According to Barracuda’s “Threat Spotlight: How phishing kits evolved in 2025” report, 90% of high-volume phishing campaigns observed over the past year relied on phishing kits sold or rented as services.
The number of known phishing kits doubled during 2025 and, in doing so, lowered the barrier to entry for less-skilled attackers while also raising the technical sophistication of attacks. Many of the newest kits were also found to be stealthier, more modular and better equipped to evade modern security controls than previous generations.
By types of phishing attacks, most remained similar to previous years, including payment and invoice fraud, voicemail scams, digital signature requests, financial and legal document lures and human resources-related messages. However, according to the report, the standout difference was the level of realism used in phishing attacks.
Not surprisingly, attackers were found to be increasingly using generative AI to produce highly convincing emails that closely matched the tone, branding and writing style of legitimate services such as those from Microsoft Corp. and Docusign Inc. QR codes were also frequently embedded in emails and documents in an attempt to move victims from corporate desktops to less-protected mobile devices.
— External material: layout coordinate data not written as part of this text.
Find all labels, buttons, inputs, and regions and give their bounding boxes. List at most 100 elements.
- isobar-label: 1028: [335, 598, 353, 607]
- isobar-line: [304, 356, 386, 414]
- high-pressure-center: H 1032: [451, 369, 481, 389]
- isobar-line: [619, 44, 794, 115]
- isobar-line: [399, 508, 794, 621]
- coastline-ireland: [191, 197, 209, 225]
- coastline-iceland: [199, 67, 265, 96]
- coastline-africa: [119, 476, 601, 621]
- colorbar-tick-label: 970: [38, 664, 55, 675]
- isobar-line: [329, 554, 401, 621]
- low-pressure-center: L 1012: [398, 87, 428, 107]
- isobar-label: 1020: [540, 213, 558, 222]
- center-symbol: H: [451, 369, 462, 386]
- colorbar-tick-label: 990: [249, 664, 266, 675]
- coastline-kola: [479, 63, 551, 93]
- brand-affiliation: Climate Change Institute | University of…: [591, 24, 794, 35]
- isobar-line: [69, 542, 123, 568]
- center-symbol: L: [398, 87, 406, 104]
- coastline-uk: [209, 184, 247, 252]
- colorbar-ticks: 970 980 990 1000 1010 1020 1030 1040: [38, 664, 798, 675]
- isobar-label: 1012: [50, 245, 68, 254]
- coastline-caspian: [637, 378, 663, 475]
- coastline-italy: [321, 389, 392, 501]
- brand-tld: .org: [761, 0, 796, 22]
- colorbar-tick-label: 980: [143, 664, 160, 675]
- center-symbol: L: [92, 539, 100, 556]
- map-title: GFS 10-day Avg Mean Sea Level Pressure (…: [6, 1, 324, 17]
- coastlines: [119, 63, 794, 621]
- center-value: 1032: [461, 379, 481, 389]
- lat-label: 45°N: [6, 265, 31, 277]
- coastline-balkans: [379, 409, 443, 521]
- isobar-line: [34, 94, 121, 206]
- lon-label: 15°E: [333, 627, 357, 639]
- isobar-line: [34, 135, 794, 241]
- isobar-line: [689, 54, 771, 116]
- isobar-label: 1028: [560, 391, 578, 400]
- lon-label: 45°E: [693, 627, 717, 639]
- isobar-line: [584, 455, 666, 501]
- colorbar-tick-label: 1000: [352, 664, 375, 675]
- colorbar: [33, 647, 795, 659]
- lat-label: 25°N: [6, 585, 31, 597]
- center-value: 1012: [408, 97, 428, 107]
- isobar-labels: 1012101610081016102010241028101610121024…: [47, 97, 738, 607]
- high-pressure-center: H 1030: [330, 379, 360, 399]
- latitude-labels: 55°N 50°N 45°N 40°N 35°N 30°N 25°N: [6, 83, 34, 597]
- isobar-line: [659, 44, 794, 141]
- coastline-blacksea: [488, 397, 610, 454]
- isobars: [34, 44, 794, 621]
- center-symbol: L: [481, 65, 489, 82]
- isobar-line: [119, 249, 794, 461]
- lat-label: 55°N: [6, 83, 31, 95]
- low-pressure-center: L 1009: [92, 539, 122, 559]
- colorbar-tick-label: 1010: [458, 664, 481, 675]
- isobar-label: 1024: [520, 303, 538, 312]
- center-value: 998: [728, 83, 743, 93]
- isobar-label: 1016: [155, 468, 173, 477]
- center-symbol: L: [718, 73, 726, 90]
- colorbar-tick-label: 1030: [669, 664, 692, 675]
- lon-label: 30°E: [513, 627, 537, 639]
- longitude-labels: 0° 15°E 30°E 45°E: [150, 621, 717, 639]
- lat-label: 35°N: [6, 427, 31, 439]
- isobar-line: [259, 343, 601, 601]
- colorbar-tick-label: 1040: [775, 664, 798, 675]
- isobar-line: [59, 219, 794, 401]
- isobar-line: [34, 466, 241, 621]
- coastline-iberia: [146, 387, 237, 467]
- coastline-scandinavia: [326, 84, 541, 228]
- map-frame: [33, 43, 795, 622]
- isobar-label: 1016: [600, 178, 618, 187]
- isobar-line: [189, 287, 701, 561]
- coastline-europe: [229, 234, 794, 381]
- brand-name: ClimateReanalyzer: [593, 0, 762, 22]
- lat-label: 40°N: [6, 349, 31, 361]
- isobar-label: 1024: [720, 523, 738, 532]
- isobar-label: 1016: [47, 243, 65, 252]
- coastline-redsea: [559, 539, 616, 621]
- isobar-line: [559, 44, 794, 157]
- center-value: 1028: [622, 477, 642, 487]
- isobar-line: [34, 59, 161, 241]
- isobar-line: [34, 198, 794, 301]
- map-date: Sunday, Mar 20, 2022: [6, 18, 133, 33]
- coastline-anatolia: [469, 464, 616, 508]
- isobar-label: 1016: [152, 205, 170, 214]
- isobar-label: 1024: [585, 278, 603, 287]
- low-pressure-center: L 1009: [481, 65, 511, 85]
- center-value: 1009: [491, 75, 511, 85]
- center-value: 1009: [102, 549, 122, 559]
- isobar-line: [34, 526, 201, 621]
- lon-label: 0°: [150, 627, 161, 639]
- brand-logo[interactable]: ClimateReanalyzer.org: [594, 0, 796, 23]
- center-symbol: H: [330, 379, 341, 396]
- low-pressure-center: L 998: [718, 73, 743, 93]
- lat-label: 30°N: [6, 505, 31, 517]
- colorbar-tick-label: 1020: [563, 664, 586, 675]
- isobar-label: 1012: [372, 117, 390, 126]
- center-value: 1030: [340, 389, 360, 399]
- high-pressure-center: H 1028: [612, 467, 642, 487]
Barracuda’s researchers found that advanced techniques were present in a significant portion of attacks.
Multifactor authentication bypass and URL obfuscation were observed in 48% of phishing campaigns and CAPTCHA abuse appeared in 43%. Malicious QR codes were used in nearly one-fifth of attacks, with some campaigns splitting or nesting QR codes to evade detection by email security tools.
The report also digs into various new phishing kits that entered the market in 2025, including Sneaky 2FA, Cephas, Whisper 2FA and GhostFrame.
The kits employ tactics such as adversary-in-the-middle attacks, heavy JavaScript obfuscation, browser-in-the-browser techniques and dynamic subdomain generation to steal credentials and session cookies while avoiding automated analysis.
Established kits remain active as well, with Barracuda recording close to 10 million attacks linked to the long-running Mamba 2FA kit in late 2025 alone.
“2025 witnessed an explosion in the number of phishing kits,” the report said. “Newcomers are developing and scaling rapidly and creating a varied and crowded threat landscape that brings new challenges for defenders.”
The report warns that traditional defenses are no longer sufficient to counter the scale and sophistication of modern phishing campaigns. Organizations are being advised to adopt AI-powered security platforms, strengthen authentication and access controls and invest in regular employee security awareness training to reduce the risk posed by evolving phishing threats.